I'm trying to create a parquet table with partition from existing Kudu table in Impala without having to re-specify the columns with data types again.
CREATE TABLE IF NOT EXISTS db_name.parquet_table
PARTITIONED BY (`year` SMALLINT, `month` TINYINT, `day` TINYINT)
STORED AS PARQUET
As SELECT * FROM db_name.kudu_table limit 0
I get an error message saying
ParseException: Syntax error in line 4:undefined: As SELECT * FROM db_name.parquet_table limit 0 ^ Encountered: AS Expected CAUSED BY: Exception: Syntax error
But When I try to create the parquet table without partition it works using:
CREATE TABLE IF NOT EXISTS db_name.parquet_table STORED AS PARQUET
AS SELECT * FROM db_name.kudu_table LIMIT 0
But When I try to add partition using:
ALTER TABLE db_name.parquet_table ADD PARTITION(`year`=0,`month`=0,`day`=0)

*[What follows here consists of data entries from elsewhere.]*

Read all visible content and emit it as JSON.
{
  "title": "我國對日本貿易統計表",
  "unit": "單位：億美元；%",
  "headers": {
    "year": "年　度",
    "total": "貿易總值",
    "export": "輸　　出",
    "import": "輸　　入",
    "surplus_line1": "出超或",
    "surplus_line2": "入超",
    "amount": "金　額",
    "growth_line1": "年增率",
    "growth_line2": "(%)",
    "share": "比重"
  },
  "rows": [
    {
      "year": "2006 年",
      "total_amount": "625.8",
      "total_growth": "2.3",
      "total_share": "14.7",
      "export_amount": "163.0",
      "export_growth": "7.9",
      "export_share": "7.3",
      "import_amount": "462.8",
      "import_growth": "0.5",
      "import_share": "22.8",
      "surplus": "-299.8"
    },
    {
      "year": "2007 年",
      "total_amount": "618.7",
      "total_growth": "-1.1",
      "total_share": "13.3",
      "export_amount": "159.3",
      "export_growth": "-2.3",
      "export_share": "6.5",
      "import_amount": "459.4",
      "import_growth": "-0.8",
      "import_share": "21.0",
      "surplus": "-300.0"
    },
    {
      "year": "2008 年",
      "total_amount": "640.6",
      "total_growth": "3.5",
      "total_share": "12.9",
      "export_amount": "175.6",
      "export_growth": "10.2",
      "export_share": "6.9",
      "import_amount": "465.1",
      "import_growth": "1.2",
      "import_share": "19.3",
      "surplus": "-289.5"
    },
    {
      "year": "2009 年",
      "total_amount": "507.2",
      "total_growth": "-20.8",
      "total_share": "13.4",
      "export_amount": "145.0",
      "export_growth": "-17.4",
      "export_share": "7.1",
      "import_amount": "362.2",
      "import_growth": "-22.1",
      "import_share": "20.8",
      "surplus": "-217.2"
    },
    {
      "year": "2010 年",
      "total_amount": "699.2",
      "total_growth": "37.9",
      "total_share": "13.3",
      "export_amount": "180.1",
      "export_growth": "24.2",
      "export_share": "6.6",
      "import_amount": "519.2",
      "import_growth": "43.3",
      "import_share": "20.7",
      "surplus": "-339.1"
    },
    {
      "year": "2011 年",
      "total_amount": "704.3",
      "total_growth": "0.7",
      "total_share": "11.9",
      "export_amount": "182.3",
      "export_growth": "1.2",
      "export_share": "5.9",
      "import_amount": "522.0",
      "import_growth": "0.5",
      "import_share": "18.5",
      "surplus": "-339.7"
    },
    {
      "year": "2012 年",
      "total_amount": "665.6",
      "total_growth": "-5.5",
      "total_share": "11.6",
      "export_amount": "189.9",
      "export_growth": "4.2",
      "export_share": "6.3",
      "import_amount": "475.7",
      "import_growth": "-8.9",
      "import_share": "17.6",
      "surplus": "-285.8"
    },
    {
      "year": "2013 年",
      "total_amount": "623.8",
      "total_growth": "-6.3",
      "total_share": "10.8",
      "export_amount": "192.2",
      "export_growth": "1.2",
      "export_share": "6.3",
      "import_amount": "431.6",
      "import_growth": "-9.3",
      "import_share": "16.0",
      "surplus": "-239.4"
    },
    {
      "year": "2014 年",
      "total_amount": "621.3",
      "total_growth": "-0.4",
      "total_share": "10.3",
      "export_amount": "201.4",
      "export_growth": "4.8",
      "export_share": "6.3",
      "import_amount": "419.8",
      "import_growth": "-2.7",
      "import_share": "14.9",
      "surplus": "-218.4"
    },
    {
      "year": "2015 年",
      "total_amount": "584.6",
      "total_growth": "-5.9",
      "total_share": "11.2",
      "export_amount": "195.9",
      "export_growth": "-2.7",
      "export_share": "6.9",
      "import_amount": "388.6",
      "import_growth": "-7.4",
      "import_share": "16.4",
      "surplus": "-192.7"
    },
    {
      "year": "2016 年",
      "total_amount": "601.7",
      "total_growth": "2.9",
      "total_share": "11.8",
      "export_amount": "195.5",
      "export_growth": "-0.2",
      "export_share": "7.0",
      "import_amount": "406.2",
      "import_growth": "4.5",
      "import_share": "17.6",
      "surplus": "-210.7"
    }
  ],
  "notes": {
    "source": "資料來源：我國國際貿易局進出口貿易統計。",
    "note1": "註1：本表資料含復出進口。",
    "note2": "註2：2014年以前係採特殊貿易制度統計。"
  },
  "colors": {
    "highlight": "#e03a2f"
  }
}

I get the following error message:
AnalysisException: Table is not partitioned: db_name.parquet_table
You could try to load data with
STATIC PARTITIONING
One way to load data into a partitioned table is to use static partitioning, in which you manually define the different partitions. (The other way is to have the partitions automatically defined when you load the data, this is called Dynamic Partitioning.)
With static partitioning, you create a partition manually, using an ALTER TABLE … ADD PARTITION
statement,
and then load the data into the partition.
With your example I would try this.
First. Create the partitioned table
CREATE TABLE IF NOT EXISTS db_name.parquet_table(field1 [TYPE],...,fieldN [TYPE]) --Fields that not belongs to the partitioned columns
PARTITIONED BY (year SMALLINT, month TINYINT, day TINYINT)
STORED AS PARQUET;
Second. ALTER TABLE
statement to create the partition.
ALTER TABLE db_name.parquet_table ADD PARTITION(year = 0,month = 0,day = 0);
Notice how the partition column name and the specific value that defines this partition, are both specified in the ADD PARTITION
clause.
This creates a partition directory inside the table directory.
After the partition is created, you can add data into the partition using an INSERT … SELECT
statement
INSERT OVERWRITE TABLE db_name.parquet_table
PARTITION(year = 0, month = 0, day = 0)
SELECT field1,..., fieldn --do not include partitioned columns
FROM db_name.kudu_table
WHERE year = 0 AND month = 0 AND day = 0;
With static partitioning, you need to repeat these two steps for each partition:
first create the partition, then add data.
You can actually use any method to load the data; you need not use an INSERT
statement.
You could instead use hdfs dfs
commands or a LOAD DATA INPATH
command.
But however you load the data, you have to be careful to ensure that data is stored in the correct partition subdirectories.